While there's no Target store in my neighborhood I do know Smith & Hawken as a high end speciality retailer so what a surprize discovering through a New York Times advertising insert this weekend the two companies are partners. A January 2006 Target press release describes the partnership. Casual Living, a Reed Business site reveals the arrangement dates to 2005.
Target's brand differentiation and design partnerships already gained attention from Harvard Business School's Working Knowledge in 2004:
"Target's outside-the-box strategy made it the No. 2 discounter behind you-know-who. "Tar-zhay's" success is examined in this excerpt from the new book Simply Better, from Harvard Business School Press."
"In 2002 the Minneapolis-based Target Corporation leapfrogged Kmart to become the United States's second-biggest discounter behind the $218 billion giant Wal-Mart."
"The first choice would have thwarted future growth, and Wal-Mart was already a low-cost producer, so Target chose the third option and decided to reposition itself as a mass merchandiser of affordable chic goods."
Target's name as an innovator was on my mind having heard from fellow Australian and PRODIGY alum Kirsty Hamilton during a recent New York City visit that Target Australia was distributing a line of clothing by Stella McCartney. (A post to an Adelaide Now blog suggests that launch gained unintended news coverage.)

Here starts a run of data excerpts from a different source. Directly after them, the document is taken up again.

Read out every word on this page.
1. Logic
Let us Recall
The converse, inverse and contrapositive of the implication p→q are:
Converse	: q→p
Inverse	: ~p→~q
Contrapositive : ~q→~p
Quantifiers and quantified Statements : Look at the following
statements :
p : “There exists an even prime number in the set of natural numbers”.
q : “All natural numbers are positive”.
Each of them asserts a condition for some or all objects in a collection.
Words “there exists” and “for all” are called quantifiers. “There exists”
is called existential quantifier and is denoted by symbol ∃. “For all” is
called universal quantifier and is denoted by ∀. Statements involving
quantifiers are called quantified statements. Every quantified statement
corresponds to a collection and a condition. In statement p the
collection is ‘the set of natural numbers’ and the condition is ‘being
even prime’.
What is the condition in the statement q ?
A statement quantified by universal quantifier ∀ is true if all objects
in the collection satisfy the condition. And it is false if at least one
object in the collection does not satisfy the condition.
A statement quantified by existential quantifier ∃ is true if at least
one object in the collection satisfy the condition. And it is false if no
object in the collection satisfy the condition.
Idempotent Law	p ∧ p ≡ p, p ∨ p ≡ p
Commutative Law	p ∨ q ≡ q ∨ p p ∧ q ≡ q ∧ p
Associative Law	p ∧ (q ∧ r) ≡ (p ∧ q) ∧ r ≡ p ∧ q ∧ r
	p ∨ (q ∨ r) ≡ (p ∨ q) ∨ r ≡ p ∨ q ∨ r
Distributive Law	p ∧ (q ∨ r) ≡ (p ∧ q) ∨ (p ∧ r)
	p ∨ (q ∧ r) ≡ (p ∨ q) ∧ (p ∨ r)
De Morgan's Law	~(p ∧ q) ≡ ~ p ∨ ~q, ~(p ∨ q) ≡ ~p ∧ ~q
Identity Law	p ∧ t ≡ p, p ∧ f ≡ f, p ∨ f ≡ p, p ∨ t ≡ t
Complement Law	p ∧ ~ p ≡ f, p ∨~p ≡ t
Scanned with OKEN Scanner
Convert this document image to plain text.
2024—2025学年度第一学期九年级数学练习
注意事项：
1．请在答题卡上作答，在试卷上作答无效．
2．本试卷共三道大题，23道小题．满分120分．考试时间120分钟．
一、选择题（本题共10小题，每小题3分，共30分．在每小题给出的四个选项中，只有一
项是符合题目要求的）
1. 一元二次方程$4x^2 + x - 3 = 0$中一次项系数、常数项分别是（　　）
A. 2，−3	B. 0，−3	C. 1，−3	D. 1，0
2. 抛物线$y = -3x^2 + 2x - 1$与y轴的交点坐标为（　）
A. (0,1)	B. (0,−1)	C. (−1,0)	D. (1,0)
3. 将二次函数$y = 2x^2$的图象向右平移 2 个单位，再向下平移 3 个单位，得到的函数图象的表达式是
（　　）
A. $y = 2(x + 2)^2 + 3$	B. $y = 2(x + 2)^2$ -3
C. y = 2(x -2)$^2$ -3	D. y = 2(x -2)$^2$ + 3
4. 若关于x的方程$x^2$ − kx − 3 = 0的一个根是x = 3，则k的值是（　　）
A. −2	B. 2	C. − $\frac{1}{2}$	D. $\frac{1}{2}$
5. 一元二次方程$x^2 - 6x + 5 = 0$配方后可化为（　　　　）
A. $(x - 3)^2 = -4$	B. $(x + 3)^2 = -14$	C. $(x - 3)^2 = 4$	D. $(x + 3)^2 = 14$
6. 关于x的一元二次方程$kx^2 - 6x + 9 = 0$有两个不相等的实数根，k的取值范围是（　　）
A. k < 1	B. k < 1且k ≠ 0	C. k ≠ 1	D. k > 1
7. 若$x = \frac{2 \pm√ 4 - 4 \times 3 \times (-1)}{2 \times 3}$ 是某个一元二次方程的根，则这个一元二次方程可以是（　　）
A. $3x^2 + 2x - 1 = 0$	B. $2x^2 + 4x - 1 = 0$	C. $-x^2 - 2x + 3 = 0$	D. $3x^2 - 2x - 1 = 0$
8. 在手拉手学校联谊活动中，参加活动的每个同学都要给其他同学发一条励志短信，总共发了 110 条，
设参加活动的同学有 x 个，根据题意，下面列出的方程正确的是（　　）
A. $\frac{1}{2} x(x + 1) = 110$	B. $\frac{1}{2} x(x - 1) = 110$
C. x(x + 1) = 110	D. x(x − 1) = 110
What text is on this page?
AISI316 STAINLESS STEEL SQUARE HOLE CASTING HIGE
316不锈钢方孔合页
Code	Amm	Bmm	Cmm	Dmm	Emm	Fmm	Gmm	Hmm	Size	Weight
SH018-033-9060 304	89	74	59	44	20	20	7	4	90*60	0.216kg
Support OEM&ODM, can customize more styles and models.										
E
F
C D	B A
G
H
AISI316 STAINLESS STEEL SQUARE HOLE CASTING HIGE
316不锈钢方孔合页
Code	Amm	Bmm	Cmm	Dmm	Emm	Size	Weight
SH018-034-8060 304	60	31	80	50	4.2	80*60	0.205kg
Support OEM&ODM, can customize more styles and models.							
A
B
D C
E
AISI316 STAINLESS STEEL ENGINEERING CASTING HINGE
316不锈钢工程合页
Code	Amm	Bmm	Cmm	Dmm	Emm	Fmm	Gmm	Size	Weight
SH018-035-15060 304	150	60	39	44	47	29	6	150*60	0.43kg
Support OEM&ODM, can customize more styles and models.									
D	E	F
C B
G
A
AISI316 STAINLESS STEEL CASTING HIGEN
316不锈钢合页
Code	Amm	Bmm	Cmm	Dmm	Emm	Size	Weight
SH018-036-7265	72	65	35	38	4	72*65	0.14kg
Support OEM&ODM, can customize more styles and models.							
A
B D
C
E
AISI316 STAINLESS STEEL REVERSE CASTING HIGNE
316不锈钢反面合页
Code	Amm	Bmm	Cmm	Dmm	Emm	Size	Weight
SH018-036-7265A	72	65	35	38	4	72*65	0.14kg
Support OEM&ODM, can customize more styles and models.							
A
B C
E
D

Regardless, a 5 year TGT stock chart indicates Target's creative partnerships strategy with high end designers and established brands continues to work. And the Kodak Gallery deal today reveals the partnering continues. Evidence for the wisdom of Ranjay Gulati's presentation to the November 4 2004 Network Roundtable on "Realizing the Value of Networks Outside Organizations" through expanded external relationships. I wonder how Target keeps the creativity alive.